Transgender Episcopalians and their significant others, families, friends and allies have announced the launch of TransEpiscopal, an informal organization dedicated to “making the Episcopal Church a welcoming and empowering place that all of us truly can call our spiritual home,” according to its statement of purpose.

The group, which began as an Internet listserve in January 2005, now has dozens of members, including both lay and ordained people. TransEpiscopal has just been accepted into the Consultation, the collaborative organization of progressive organizations within the national Episcopal Church.

The formation of TransEpiscopal represents a deepening and formalization of work on transgender issues that has been under way in the Episcopal Church for several years. A number of dioceses, including Michigan, Newark and California, have done significant educational work about transgender people. In December 2005, the Oasis Commission of the Diocese of Newark sponsored a weekend retreat for transgender people and their friends and allies, the first of its kind. 

Since 2004, six dioceses (Newark, Michigan, New York, Maryland, California and New Hampshire) have passed resolutions at their annual conventions expressing support for the ministry and civil rights of transgender people and their supporters.

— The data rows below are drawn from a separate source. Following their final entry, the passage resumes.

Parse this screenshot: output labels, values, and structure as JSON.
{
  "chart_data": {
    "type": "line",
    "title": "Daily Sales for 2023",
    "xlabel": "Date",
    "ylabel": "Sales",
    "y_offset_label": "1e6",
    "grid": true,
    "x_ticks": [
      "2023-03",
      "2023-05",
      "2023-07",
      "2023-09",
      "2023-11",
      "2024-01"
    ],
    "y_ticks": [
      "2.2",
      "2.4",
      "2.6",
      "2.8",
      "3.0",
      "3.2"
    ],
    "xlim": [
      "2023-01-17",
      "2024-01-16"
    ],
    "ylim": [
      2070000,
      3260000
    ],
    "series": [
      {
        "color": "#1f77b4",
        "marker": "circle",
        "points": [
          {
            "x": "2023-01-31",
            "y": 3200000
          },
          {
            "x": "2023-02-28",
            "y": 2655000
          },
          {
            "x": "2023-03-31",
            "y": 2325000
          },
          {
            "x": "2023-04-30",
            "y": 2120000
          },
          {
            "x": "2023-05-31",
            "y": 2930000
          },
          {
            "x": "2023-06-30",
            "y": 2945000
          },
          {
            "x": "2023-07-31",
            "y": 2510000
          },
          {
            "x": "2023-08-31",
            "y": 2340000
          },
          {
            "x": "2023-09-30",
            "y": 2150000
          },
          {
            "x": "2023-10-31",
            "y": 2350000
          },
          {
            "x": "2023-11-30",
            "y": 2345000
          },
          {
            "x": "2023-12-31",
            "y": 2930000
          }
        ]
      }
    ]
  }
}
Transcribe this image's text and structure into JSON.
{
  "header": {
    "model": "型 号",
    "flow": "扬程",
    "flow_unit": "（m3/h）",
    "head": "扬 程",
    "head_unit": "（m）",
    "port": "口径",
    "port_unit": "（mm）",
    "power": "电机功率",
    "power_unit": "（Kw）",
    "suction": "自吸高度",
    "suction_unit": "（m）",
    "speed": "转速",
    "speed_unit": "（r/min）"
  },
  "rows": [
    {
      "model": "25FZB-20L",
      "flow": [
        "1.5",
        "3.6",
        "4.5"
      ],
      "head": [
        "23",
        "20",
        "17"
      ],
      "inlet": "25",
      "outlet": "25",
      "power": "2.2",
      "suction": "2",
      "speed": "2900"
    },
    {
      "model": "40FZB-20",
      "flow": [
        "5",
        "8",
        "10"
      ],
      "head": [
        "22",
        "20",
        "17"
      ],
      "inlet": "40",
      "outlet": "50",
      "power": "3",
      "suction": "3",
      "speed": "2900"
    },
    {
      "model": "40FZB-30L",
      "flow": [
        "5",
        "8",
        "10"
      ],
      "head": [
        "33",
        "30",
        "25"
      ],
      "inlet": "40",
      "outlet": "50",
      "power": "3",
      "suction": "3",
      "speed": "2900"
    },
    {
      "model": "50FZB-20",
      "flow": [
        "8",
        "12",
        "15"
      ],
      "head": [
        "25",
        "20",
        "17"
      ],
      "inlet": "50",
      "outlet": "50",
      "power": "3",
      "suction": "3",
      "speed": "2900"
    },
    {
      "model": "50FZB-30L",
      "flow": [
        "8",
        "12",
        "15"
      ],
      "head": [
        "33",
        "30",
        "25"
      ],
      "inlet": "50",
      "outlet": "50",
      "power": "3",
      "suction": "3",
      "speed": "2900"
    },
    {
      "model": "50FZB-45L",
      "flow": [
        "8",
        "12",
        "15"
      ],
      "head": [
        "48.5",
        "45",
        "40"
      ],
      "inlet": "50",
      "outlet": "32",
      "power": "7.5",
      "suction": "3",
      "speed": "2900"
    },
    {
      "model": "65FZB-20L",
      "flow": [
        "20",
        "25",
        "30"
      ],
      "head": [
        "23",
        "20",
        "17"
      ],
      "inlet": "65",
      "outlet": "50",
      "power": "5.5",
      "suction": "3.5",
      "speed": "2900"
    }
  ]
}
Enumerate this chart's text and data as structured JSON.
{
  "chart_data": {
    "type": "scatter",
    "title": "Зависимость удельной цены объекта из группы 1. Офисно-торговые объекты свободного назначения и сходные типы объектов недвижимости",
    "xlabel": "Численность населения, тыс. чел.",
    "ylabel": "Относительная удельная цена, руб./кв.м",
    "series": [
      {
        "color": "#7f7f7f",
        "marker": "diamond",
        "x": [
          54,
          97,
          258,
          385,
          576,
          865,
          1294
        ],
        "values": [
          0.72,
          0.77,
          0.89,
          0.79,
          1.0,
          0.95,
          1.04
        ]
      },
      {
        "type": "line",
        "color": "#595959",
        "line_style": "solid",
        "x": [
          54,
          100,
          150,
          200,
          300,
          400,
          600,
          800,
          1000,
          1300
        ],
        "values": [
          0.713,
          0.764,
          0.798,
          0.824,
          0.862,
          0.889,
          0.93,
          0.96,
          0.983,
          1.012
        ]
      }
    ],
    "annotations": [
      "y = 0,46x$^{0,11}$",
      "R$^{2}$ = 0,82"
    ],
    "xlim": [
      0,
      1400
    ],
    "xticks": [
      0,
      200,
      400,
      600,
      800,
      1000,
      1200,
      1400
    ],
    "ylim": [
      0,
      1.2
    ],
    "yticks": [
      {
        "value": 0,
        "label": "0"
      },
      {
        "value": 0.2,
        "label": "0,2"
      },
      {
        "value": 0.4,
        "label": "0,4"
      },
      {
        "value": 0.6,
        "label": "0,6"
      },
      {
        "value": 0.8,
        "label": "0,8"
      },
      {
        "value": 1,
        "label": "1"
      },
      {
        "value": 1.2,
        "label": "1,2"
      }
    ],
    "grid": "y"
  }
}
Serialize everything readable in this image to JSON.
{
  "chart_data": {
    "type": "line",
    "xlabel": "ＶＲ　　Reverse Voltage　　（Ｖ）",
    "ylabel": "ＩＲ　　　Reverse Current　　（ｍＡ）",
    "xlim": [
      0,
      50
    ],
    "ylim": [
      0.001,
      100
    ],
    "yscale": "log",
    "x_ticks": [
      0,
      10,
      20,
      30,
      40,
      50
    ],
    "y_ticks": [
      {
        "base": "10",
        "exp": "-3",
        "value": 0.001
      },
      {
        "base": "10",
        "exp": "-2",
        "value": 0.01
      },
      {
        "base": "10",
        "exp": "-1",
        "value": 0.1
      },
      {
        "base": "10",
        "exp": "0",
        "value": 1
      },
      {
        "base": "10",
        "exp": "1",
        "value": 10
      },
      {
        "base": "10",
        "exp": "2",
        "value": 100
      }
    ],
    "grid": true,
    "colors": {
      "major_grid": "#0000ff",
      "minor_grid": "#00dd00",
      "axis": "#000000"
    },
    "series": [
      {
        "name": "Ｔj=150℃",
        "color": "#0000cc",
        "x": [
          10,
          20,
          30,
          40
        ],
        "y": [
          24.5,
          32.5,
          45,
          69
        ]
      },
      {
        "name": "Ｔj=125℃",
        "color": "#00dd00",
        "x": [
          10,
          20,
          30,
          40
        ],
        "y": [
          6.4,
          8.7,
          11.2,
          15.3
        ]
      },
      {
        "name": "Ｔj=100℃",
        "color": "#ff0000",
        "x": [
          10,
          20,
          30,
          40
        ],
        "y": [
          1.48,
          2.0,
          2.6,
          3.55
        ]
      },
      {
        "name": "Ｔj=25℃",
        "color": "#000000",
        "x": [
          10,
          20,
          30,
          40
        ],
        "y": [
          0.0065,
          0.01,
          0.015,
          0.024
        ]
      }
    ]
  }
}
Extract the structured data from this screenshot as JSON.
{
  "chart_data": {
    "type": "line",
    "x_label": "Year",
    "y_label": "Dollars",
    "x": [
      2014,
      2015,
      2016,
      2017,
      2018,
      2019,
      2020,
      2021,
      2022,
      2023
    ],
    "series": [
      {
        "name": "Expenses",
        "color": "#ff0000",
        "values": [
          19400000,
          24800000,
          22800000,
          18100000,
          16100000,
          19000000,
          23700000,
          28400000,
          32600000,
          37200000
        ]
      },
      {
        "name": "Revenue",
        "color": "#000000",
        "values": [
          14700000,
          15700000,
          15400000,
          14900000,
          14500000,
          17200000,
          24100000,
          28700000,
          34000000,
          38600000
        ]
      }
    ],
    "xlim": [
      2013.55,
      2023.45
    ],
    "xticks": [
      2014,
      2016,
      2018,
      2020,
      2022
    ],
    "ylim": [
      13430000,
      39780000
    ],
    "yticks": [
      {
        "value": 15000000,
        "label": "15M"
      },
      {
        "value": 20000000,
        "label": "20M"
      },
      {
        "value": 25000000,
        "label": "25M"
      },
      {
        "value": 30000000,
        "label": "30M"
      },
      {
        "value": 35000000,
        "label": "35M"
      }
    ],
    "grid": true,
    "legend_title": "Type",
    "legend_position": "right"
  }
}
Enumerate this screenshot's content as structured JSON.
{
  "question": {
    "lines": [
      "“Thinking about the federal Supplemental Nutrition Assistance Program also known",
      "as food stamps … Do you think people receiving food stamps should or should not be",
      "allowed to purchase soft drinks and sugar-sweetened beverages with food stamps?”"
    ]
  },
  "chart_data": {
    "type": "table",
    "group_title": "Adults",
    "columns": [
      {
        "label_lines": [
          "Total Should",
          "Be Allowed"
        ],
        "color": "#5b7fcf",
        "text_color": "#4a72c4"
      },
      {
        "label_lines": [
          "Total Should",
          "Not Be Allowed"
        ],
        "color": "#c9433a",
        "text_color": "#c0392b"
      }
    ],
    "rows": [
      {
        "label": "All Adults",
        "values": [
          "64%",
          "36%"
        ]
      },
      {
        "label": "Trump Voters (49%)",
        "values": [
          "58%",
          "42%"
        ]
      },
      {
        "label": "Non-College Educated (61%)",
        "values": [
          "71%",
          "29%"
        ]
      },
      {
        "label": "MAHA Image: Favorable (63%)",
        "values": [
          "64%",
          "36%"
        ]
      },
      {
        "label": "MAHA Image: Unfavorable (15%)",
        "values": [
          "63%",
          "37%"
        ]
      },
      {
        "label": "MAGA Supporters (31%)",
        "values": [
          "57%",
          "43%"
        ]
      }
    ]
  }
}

“Inclusion and equality are the common denominators in all of the parables of Jesus about the Household of God,” said Jim Toy, a TransEpiscopal member who was the first gay Episcopalian to come out in the Diocese of Michigan more than 30 years ago. “We are called to reaffirm and expand the scope of our commitment to inclusion, equality and nondiscrimination for all individuals and groups who are devalued and disempowered. To oppose discrimination and prejudice and to support equal opportunity and protection is moral, Christian and just.” 

“There is nothing that can separate us from the love of God,” said the Rev. Michelle Hansen, an Episcopal priest in the Diocese of Connecticut who transitioned from male to female four years ago. “Transgender people are equally loved of God. It is time the institutional Church comes to terms with God’s people of all sorts and conditions.”